Back at his sink, later, Grady stared at the sponge in his hand. He imagined he could feel bacter
ia oozing out of it, covering him like flies on a carcass.
One of Willa’s least favorite chores was a weekly necessity. She didn’t mind collecting the trash from her own home and bagging it all up for disposal. But mixing it in with the refuse of the larger town was another matter altogether. The smell of the dump overwhelmed her, particularly on hot summer days. Since Jiminy arrived, Willa had tasked her with taking the garbage there, feeling only mildly guilty that she was subjecting her granddaughter to the ordeal. She reminded herself that Jiminy was young and hardy. She could take it.

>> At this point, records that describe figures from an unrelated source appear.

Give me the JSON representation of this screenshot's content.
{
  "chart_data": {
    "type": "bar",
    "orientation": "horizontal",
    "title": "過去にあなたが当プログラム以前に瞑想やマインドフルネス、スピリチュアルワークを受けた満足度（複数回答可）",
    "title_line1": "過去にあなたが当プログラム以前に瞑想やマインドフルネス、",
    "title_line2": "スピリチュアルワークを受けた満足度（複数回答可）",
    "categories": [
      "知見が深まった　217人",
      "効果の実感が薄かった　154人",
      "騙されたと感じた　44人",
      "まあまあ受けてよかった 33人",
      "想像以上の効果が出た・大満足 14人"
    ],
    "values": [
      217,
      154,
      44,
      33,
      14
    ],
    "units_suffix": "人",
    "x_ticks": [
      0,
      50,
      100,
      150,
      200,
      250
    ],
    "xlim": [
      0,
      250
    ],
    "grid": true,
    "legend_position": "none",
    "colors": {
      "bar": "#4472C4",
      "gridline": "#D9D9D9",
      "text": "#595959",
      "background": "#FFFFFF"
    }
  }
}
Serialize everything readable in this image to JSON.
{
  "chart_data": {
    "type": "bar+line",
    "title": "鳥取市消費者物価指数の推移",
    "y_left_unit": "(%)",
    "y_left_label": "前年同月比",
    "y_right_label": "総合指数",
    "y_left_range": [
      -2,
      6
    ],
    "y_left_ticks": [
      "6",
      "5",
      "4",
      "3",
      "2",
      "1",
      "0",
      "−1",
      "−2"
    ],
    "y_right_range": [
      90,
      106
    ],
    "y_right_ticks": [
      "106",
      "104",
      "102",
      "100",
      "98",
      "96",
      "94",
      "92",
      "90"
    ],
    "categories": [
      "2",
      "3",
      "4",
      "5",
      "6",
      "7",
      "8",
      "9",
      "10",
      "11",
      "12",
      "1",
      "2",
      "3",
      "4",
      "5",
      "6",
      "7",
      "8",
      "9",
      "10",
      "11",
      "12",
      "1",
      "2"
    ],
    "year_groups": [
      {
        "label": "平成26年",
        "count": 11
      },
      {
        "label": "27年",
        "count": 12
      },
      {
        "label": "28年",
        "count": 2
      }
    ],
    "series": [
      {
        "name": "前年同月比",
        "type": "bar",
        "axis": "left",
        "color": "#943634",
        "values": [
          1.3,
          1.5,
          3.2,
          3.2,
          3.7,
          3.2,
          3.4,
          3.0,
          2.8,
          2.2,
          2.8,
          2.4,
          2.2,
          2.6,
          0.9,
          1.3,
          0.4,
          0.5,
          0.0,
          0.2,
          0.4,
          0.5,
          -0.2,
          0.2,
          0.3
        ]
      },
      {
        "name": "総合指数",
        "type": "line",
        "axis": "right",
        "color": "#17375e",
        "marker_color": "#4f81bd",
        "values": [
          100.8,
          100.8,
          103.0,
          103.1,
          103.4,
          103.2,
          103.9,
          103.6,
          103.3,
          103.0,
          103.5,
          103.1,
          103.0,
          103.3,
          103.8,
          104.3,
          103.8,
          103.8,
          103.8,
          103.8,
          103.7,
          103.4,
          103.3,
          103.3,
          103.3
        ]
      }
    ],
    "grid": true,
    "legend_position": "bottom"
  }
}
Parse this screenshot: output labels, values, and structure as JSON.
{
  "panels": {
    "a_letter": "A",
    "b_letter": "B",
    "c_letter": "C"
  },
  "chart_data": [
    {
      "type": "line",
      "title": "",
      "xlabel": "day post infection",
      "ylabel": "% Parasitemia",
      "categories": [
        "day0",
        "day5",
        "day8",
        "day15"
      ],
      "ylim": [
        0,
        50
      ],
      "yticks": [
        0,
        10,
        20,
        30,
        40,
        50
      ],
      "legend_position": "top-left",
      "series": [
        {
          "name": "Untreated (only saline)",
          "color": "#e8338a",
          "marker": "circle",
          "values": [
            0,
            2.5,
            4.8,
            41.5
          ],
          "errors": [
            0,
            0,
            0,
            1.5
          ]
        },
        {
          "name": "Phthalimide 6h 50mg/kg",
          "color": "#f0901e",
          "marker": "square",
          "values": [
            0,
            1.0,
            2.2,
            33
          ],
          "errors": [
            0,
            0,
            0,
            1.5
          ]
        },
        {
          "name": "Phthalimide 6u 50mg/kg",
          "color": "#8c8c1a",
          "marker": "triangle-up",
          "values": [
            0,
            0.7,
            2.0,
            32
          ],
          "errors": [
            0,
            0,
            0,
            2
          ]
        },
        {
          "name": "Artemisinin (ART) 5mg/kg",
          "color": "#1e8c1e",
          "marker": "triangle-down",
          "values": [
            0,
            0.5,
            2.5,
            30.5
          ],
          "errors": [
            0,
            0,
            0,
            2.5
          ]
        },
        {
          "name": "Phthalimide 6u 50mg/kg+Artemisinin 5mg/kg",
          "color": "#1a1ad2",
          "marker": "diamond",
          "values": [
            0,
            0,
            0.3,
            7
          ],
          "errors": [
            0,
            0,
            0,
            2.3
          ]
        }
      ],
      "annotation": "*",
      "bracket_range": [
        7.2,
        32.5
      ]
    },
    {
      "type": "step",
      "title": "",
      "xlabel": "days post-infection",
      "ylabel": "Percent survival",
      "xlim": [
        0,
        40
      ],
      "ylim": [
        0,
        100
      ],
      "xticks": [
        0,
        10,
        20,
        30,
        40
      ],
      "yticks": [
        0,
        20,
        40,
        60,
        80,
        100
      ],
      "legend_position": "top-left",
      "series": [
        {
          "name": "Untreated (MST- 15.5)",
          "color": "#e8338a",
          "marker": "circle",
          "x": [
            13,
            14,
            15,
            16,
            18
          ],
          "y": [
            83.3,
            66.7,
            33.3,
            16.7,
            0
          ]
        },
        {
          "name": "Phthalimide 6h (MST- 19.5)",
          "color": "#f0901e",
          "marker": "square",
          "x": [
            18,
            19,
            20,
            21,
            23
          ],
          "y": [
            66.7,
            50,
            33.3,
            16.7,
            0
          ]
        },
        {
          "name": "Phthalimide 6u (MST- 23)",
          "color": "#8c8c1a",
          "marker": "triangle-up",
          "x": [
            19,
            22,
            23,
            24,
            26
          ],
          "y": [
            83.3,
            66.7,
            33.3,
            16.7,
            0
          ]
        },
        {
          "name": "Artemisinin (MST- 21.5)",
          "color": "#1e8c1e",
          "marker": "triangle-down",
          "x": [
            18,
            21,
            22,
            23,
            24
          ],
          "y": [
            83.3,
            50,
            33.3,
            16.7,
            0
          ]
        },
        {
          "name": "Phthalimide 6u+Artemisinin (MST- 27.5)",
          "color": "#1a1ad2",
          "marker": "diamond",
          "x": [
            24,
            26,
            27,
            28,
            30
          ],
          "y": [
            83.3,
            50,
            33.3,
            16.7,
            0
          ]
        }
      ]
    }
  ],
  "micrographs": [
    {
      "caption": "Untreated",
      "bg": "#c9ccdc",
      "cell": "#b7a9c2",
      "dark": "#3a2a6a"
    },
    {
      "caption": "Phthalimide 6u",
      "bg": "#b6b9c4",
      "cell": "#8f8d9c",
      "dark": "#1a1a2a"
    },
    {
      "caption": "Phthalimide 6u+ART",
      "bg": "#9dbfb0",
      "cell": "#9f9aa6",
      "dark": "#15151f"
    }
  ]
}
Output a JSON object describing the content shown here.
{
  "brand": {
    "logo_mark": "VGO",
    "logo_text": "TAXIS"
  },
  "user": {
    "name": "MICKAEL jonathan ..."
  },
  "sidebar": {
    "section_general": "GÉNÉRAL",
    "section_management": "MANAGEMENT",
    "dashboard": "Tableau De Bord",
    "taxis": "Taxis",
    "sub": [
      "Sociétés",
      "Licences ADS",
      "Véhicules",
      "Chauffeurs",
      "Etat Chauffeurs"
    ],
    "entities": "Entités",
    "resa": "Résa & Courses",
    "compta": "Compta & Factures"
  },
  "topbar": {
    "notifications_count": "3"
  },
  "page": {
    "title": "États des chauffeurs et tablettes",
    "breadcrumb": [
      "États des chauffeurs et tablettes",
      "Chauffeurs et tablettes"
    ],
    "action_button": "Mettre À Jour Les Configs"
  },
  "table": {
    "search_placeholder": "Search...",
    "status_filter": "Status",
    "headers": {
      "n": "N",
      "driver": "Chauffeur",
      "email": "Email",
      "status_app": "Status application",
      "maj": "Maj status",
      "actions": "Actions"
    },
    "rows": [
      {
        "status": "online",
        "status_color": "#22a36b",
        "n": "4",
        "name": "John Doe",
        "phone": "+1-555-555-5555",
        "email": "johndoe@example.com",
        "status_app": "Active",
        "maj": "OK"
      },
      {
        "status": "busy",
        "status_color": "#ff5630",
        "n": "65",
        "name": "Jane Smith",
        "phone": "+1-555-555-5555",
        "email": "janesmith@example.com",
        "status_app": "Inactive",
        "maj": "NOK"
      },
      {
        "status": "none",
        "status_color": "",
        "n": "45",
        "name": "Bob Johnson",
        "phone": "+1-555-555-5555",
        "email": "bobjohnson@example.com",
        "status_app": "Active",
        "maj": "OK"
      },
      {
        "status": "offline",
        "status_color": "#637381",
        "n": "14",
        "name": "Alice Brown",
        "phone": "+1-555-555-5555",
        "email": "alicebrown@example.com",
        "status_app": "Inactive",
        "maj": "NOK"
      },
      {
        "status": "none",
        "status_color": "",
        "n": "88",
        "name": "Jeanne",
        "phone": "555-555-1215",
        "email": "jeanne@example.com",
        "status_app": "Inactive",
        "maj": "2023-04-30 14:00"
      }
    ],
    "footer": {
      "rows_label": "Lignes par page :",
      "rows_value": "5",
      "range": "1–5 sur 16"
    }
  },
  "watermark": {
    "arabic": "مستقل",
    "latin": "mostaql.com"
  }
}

Jiminy didn’t love the assignment, but she did it without complaint. Standing beside the open trunk of Willa’s car, she tossed three bulging bags of garbage one by one, up and over the Dumpster’s high metal wall. As she listened to the thuds of their landings, she was suddenly struck by how hollow she felt with Bo gone from her life. But she was filling up with other things, she told herself. It was important that she keep moving.
She turned to slam the trunk shut and felt something brush against her leg. The perpetrator, a gray kitten with two different colored eyes, doubled back for more contact. Jiminy’s grandmother had warned her that people used the dump to dispose of unwanted animals, and Jiminy had previously encountered the pack of feral dogs that roamed the nearby fields. She assumed this kitten had to be a recent arrival based on the fact that it was still alive.
One of the kitten’s eyes was brown, the other blue. The effect was disconcerting. Looking into its face, Jiminy felt for a second that she was being hypnotized. Later, she decided this might have been the reason she scooped up the kitten and put it in the seat next to her before driving off. She couldn’t account for it otherwise. She knew her grandmother wouldn’t allow her to keep it.
Before getting back on the main road, Jiminy stopped at a nearby hill, grabbed her backpack, and trekked to the top. The kitten followed her closely, picking its way through the long grass. Under a crabapple tree, Jiminy settled in the shade and looked down toward the river. The kitten climbed into her lap.